Okullar pandemi gölgesinde açılıyor
Maske, mesafe, hijyen…
Sadece yetişkinlerin değil, çocukların da artık aşina olduğu kavramlar. Bu kurallara kuşkusuz okullarda uyulacak. Ancak velilerin bu konuda da korku yaratacak söylemleri, çocukların psikolojisini ve okula uyum sürecini olumsuz etkileyebilir.
“Ona dokunma, arkadaşından uzak dur gibi uyarılar yerine sadece sağlık bütünlüğünü korumaya yönelik konuşmalar yapılmalı. Bireylerin kendi sağlığından kendisinin sorumlu olduğu, kişisel hijyene dikkat edilmesi gerektiği üzerinde durulmalı. Virüs her yerde diyerek çocuklara korku salınmamalı. Aşırı uyarılan çocuklarda hassasiyet gelişebilir ve anksiyete oluşabilir.”
Ders zili öncesi son hazırlıklar…
Eğitim Uzmanı Ömer Öcal’a son hazırlıklarla ilgili önerilerini de sorduk.

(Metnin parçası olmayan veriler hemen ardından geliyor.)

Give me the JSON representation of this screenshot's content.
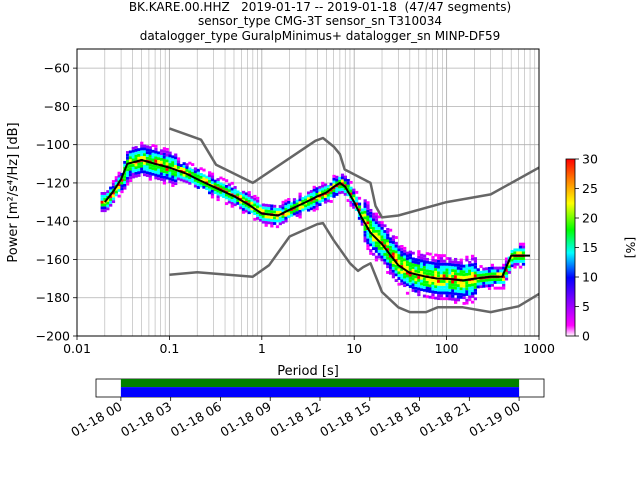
{
  "titles": {
    "line1": "BK.KARE.00.HHZ   2019-01-17 -- 2019-01-18  (47/47 segments)",
    "line2": "sensor_type CMG-3T sensor_sn T310034",
    "line3": "datalogger_type GuralpMinimus+ datalogger_sn MINP-DF59"
  },
  "chart_data": [
    {
      "type": "heatmap",
      "title": "BK.KARE.00.HHZ   2019-01-17 -- 2019-01-18  (47/47 segments)",
      "xlabel": "Period [s]",
      "ylabel": "Power [m²/s⁴/Hz] [dB]",
      "xscale": "log",
      "xlim": [
        0.01,
        1000
      ],
      "ylim": [
        -200,
        -50
      ],
      "x_ticks": [
        0.01,
        0.1,
        1,
        10,
        100,
        1000
      ],
      "x_tick_labels": [
        "0.01",
        "0.1",
        "1",
        "10",
        "100",
        "1000"
      ],
      "y_ticks": [
        -200,
        -180,
        -160,
        -140,
        -120,
        -100,
        -80,
        -60
      ],
      "y_tick_labels": [
        "−200",
        "−180",
        "−160",
        "−140",
        "−120",
        "−100",
        "−80",
        "−60"
      ],
      "grid": true,
      "colorbar": {
        "label": "[%]",
        "range": [
          0,
          30
        ],
        "ticks": [
          0,
          5,
          10,
          15,
          20,
          25,
          30
        ],
        "tick_labels": [
          "0",
          "5",
          "10",
          "15",
          "20",
          "25",
          "30"
        ],
        "colors": [
          "#ffffff",
          "#ff00ff",
          "#0000ff",
          "#00ffff",
          "#00ff00",
          "#ffff00",
          "#ff8000",
          "#ff0000"
        ]
      },
      "series": [
        {
          "name": "",
          "color": "#000000",
          "x": [
            0.02,
            0.025,
            0.03,
            0.035,
            0.05,
            0.07,
            0.1,
            0.15,
            0.2,
            0.3,
            0.5,
            0.7,
            1.0,
            1.5,
            2,
            3,
            4,
            5,
            6,
            7,
            8,
            10,
            12,
            15,
            20,
            30,
            40,
            60,
            80,
            100,
            150,
            200,
            300,
            400,
            500,
            600,
            800
          ],
          "y": [
            -130,
            -124,
            -118,
            -110,
            -108,
            -110,
            -112,
            -115,
            -118,
            -122,
            -127,
            -131,
            -136,
            -137,
            -134,
            -130,
            -127,
            -125,
            -122,
            -120,
            -122,
            -130,
            -138,
            -146,
            -152,
            -163,
            -167,
            -169,
            -170,
            -170,
            -171,
            -170,
            -169,
            -169,
            -158,
            -158,
            -158
          ]
        },
        {
          "name": "",
          "color": "#666666",
          "x": [
            0.1,
            0.22,
            0.32,
            0.8,
            3.8,
            4.6,
            6.0,
            7.0,
            7.9,
            15.0,
            17.0,
            20.0,
            30.0,
            100.0,
            300.0,
            1000.0
          ],
          "y": [
            -91.5,
            -97.4,
            -110.5,
            -120.0,
            -98.0,
            -96.5,
            -101.0,
            -105.0,
            -113.0,
            -120.0,
            -132.0,
            -138.0,
            -137.0,
            -130.0,
            -126.0,
            -112.0
          ]
        },
        {
          "name": "",
          "color": "#666666",
          "x": [
            0.1,
            0.2,
            0.8,
            1.2,
            2.0,
            4.0,
            4.6,
            6.0,
            9.0,
            11.0,
            12.5,
            15.0,
            20.0,
            30.0,
            40.0,
            60.0,
            80.0,
            100.0,
            150.0,
            300.0,
            600.0,
            1000.0
          ],
          "y": [
            -168.0,
            -166.7,
            -169.0,
            -163.0,
            -148.0,
            -141.5,
            -141.0,
            -150.0,
            -162.0,
            -166.0,
            -164.0,
            -162.0,
            -177.0,
            -185.0,
            -187.5,
            -187.5,
            -185.0,
            -185.0,
            -185.0,
            -187.5,
            -184.5,
            -178.0
          ]
        }
      ],
      "density_band": {
        "period_start": 0.018,
        "period_end": 700
      }
    },
    {
      "type": "bar",
      "title": "",
      "xlabel": "",
      "ylabel": "",
      "x_tick_labels": [
        "01-18 00",
        "01-18 03",
        "01-18 06",
        "01-18 09",
        "01-18 12",
        "01-18 15",
        "01-18 18",
        "01-18 21",
        "01-19 00"
      ],
      "xlim": [
        "01-17 22:30",
        "01-19 01:30"
      ],
      "coverage": [
        {
          "name": "",
          "start": "01-18 00",
          "end": "01-19 00",
          "color": "#008000"
        },
        {
          "name": "",
          "start": "01-18 00",
          "end": "01-19 00",
          "color": "#0000ff"
        }
      ]
    }
  ]
}
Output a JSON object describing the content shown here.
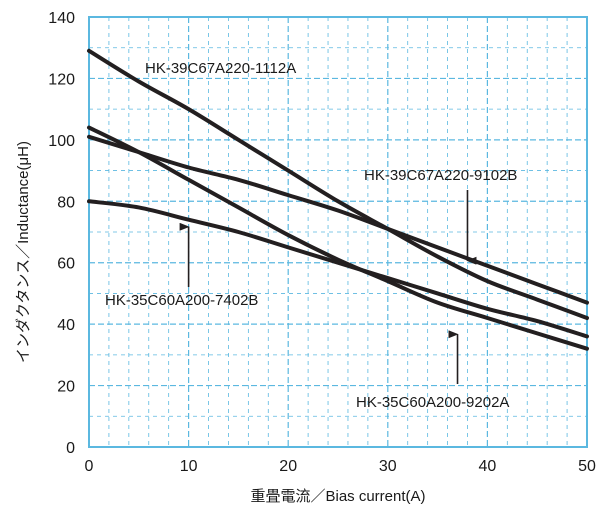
{
  "chart_data": {
    "type": "line",
    "xlabel": "重畳電流／Bias current(A)",
    "ylabel": "インダクタンス／Inductance(μH)",
    "xlim": [
      0,
      50
    ],
    "ylim": [
      0,
      140
    ],
    "xticks": [
      0,
      10,
      20,
      30,
      40,
      50
    ],
    "yticks": [
      0,
      20,
      40,
      60,
      80,
      100,
      120,
      140
    ],
    "x_tick_labels": [
      "0",
      "10",
      "20",
      "30",
      "40",
      "50"
    ],
    "y_tick_labels": [
      "0",
      "20",
      "40",
      "60",
      "80",
      "100",
      "120",
      "140"
    ],
    "grid": "dashed",
    "frame_color": "#5bb8e0",
    "grid_color": "#5bb8e0",
    "line_color": "#231f20",
    "series": [
      {
        "name": "HK-39C67A220-1112A",
        "x": [
          0,
          5,
          10,
          15,
          20,
          25,
          30,
          35,
          40,
          45,
          50
        ],
        "y": [
          129,
          119,
          110,
          100,
          90,
          80,
          71,
          62,
          54,
          48,
          42
        ]
      },
      {
        "name": "HK-39C67A220-9102B",
        "x": [
          0,
          5,
          10,
          15,
          20,
          25,
          30,
          35,
          40,
          45,
          50
        ],
        "y": [
          101,
          96,
          91,
          87,
          82,
          77,
          71,
          65,
          59,
          53,
          47
        ]
      },
      {
        "name": "HK-35C60A200-9202A",
        "x": [
          0,
          5,
          10,
          15,
          20,
          25,
          30,
          35,
          40,
          45,
          50
        ],
        "y": [
          104,
          96,
          87,
          78,
          69,
          61,
          54,
          47,
          42,
          37,
          32
        ]
      },
      {
        "name": "HK-35C60A200-7402B",
        "x": [
          0,
          5,
          10,
          15,
          20,
          25,
          30,
          35,
          40,
          45,
          50
        ],
        "y": [
          80,
          78,
          74,
          70,
          65,
          60,
          55,
          50,
          45,
          41,
          36
        ]
      }
    ],
    "annotations": [
      {
        "text": "HK-39C67A220-1112A",
        "points_to_series": 0
      },
      {
        "text": "HK-39C67A220-9102B",
        "points_to_series": 1,
        "arrow_at": [
          38,
          60
        ]
      },
      {
        "text": "HK-35C60A200-7402B",
        "points_to_series": 3,
        "arrow_at": [
          10,
          73
        ]
      },
      {
        "text": "HK-35C60A200-9202A",
        "points_to_series": 2,
        "arrow_at": [
          37,
          38
        ]
      }
    ]
  }
}
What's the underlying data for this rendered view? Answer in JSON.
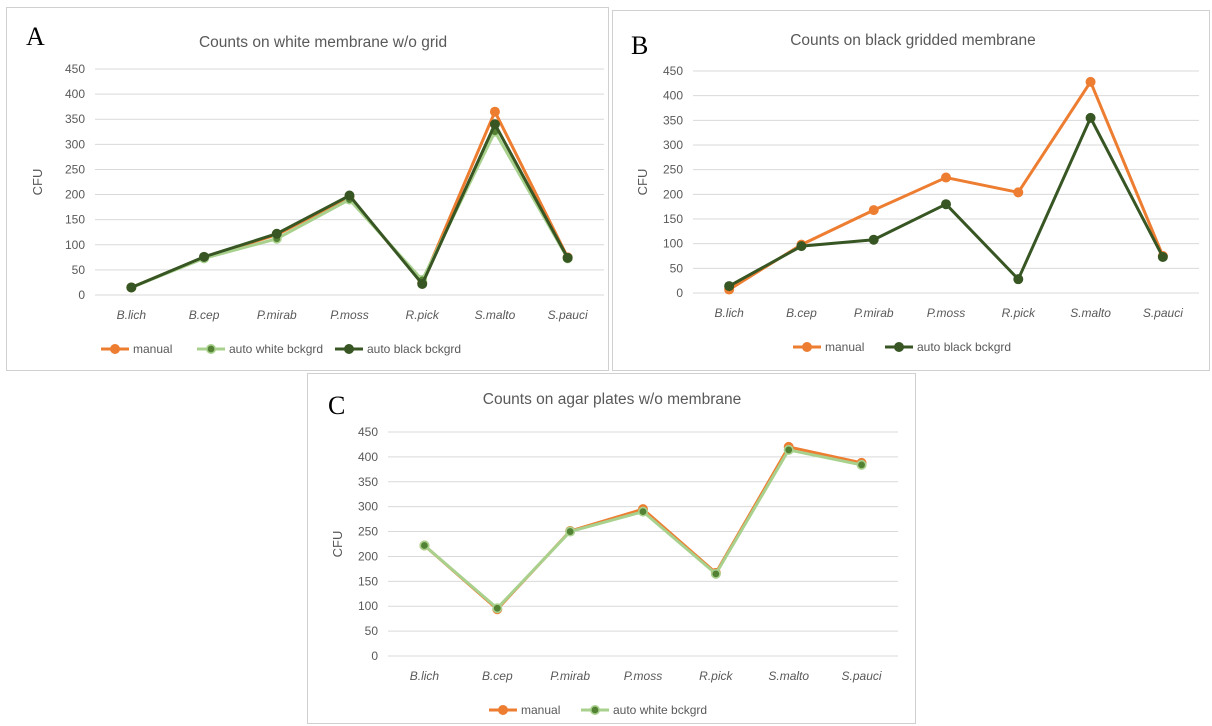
{
  "panels": [
    {
      "letter": "A",
      "chart_data": {
        "type": "line",
        "title": "Counts on white membrane w/o grid",
        "ylabel": "CFU",
        "xlabel": "",
        "ylim": [
          0,
          450
        ],
        "yticks": [
          0,
          50,
          100,
          150,
          200,
          250,
          300,
          350,
          400,
          450
        ],
        "categories": [
          "B.lich",
          "B.cep",
          "P.mirab",
          "P.moss",
          "R.pick",
          "S.malto",
          "S.pauci"
        ],
        "grid": true,
        "legend": "bottom",
        "series": [
          {
            "name": "manual",
            "color": "#ED7D31",
            "marker_fill": "#ED7D31",
            "values": [
              15,
              75,
              120,
              195,
              25,
              365,
              75
            ]
          },
          {
            "name": "auto white bckgrd",
            "color": "#A9D18E",
            "marker_fill": "#548235",
            "marker_stroke": "#A9D18E",
            "values": [
              15,
              73,
              112,
              190,
              30,
              325,
              73
            ]
          },
          {
            "name": "auto black bckgrd",
            "color": "#375623",
            "marker_fill": "#375623",
            "values": [
              15,
              76,
              122,
              198,
              22,
              340,
              74
            ]
          }
        ]
      }
    },
    {
      "letter": "B",
      "chart_data": {
        "type": "line",
        "title": "Counts on black gridded membrane",
        "ylabel": "CFU",
        "xlabel": "",
        "ylim": [
          0,
          450
        ],
        "yticks": [
          0,
          50,
          100,
          150,
          200,
          250,
          300,
          350,
          400,
          450
        ],
        "categories": [
          "B.lich",
          "B.cep",
          "P.mirab",
          "P.moss",
          "R.pick",
          "S.malto",
          "S.pauci"
        ],
        "grid": true,
        "legend": "bottom",
        "series": [
          {
            "name": "manual",
            "color": "#ED7D31",
            "marker_fill": "#ED7D31",
            "values": [
              7,
              98,
              168,
              234,
              204,
              428,
              75
            ]
          },
          {
            "name": "auto black bckgrd",
            "color": "#375623",
            "marker_fill": "#375623",
            "values": [
              14,
              95,
              108,
              180,
              28,
              355,
              73
            ]
          }
        ]
      }
    },
    {
      "letter": "C",
      "chart_data": {
        "type": "line",
        "title": "Counts on agar plates w/o membrane",
        "ylabel": "CFU",
        "xlabel": "",
        "ylim": [
          0,
          450
        ],
        "yticks": [
          0,
          50,
          100,
          150,
          200,
          250,
          300,
          350,
          400,
          450
        ],
        "categories": [
          "B.lich",
          "B.cep",
          "P.mirab",
          "P.moss",
          "R.pick",
          "S.malto",
          "S.pauci"
        ],
        "grid": true,
        "legend": "bottom",
        "series": [
          {
            "name": "manual",
            "color": "#ED7D31",
            "marker_fill": "#ED7D31",
            "values": [
              222,
              94,
              251,
              295,
              167,
              420,
              388
            ]
          },
          {
            "name": "auto white bckgrd",
            "color": "#A9D18E",
            "marker_fill": "#548235",
            "marker_stroke": "#A9D18E",
            "values": [
              222,
              96,
              250,
              290,
              165,
              414,
              384
            ]
          }
        ]
      }
    }
  ]
}
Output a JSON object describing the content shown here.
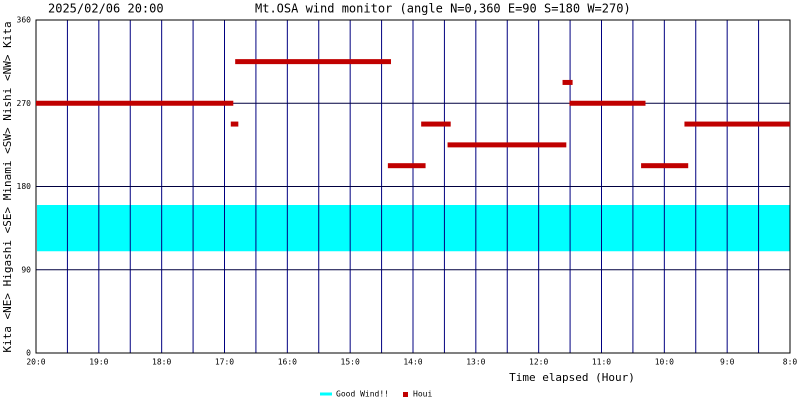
{
  "chart_data": {
    "type": "range_bar",
    "date": "2025/02/06 20:00",
    "title": "Mt.OSA wind monitor (angle N=0,360 E=90 S=180 W=270)",
    "x_label": "Time elapsed (Hour)",
    "y_label": "Kita <NE> Higashi <SE> Minami <SW> Nishi <NW> Kita",
    "xlim": [
      0,
      12
    ],
    "xticks": [
      {
        "value": 0,
        "label": "20:0"
      },
      {
        "value": 1,
        "label": "19:0"
      },
      {
        "value": 2,
        "label": "18:0"
      },
      {
        "value": 3,
        "label": "17:0"
      },
      {
        "value": 4,
        "label": "16:0"
      },
      {
        "value": 5,
        "label": "15:0"
      },
      {
        "value": 6,
        "label": "14:0"
      },
      {
        "value": 7,
        "label": "13:0"
      },
      {
        "value": 8,
        "label": "12:0"
      },
      {
        "value": 9,
        "label": "11:0"
      },
      {
        "value": 10,
        "label": "10:0"
      },
      {
        "value": 11,
        "label": "9:0"
      },
      {
        "value": 12,
        "label": "8:0"
      }
    ],
    "xminorticks": [
      0.5,
      1.5,
      2.5,
      3.5,
      4.5,
      5.5,
      6.5,
      7.5,
      8.5,
      9.5,
      10.5,
      11.5
    ],
    "ylim": [
      0,
      360
    ],
    "yticks": [
      0,
      90,
      180,
      270,
      360
    ],
    "band": {
      "name": "Good Wind!!",
      "color": "#00ffff",
      "low": 110,
      "high": 160
    },
    "series": [
      {
        "name": "Houi",
        "color": "#c00000",
        "x_start": [
          0,
          3.1,
          3.17,
          5.6,
          6.13,
          6.55,
          8.38,
          8.49,
          9.63,
          10.32
        ],
        "x_end": [
          3.14,
          3.22,
          5.65,
          6.2,
          6.6,
          8.44,
          8.54,
          9.7,
          10.38,
          12
        ],
        "values": [
          270,
          247.5,
          315,
          202.5,
          247.5,
          225,
          292.5,
          270,
          202.5,
          247.5
        ]
      }
    ]
  }
}
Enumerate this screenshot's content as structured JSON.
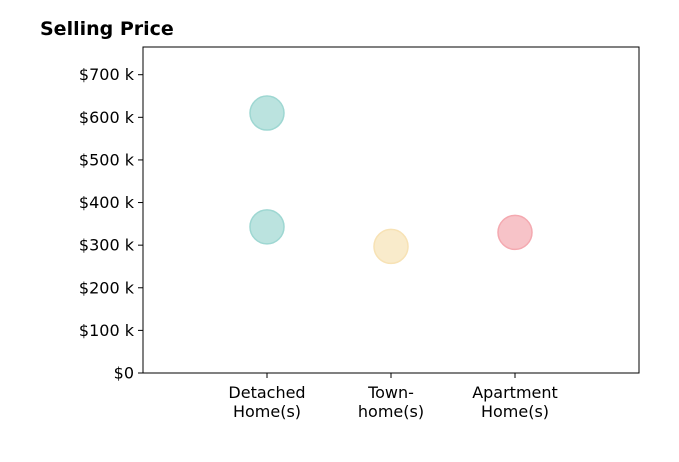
{
  "chart_data": {
    "type": "scatter",
    "title": "Selling Price",
    "xlabel": "",
    "ylabel": "",
    "categories": [
      [
        "Detached",
        "Home(s)"
      ],
      [
        "Town-",
        "home(s)"
      ],
      [
        "Apartment",
        "Home(s)"
      ]
    ],
    "y_ticks": [
      {
        "value": 0,
        "label": "$0"
      },
      {
        "value": 100,
        "label": "$100 k"
      },
      {
        "value": 200,
        "label": "$200 k"
      },
      {
        "value": 300,
        "label": "$300 k"
      },
      {
        "value": 400,
        "label": "$400 k"
      },
      {
        "value": 500,
        "label": "$500 k"
      },
      {
        "value": 600,
        "label": "$600 k"
      },
      {
        "value": 700,
        "label": "$700 k"
      }
    ],
    "ylim": [
      0,
      765
    ],
    "xlim": [
      -1,
      3
    ],
    "grid": false,
    "points": [
      {
        "category_index": 0,
        "value": 610,
        "color": "#9ed7d2"
      },
      {
        "category_index": 0,
        "value": 343,
        "color": "#9ed7d2"
      },
      {
        "category_index": 1,
        "value": 297,
        "color": "#f7e2b5"
      },
      {
        "category_index": 2,
        "value": 330,
        "color": "#f4a9b0"
      }
    ]
  }
}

“Öğrencinin temel ihtiyaçları neyse önce onun için bir liste yapılmalı. Temel ihtiyaçlar listesi olmalı. İhtiyacından fazlası olan ürünler alınmamalıdır. Özellikle okul öncesi ve ilk okulda, çocuğun ihtiyacı olan ürünler alınırken, bunların TSİ belgeli olmasına dikkat edilmeli. Ekonomik olsun diye çocuğun sağlığını bozacak bazı ürünlerin alınmaması gerekir. Mesela oyun araçları, hamurları, kalemler, silgi, yapıştırıcılar… Kırtasiye ürünleri sağlığı tehdit edecek ürünler olmamalı. Çanta seçimi çocuğun fiziksel yapısına uygun seçilmeli. Duruş bozukluğu ya da ağrıya yol açabilecek ürünler alınmamalı.”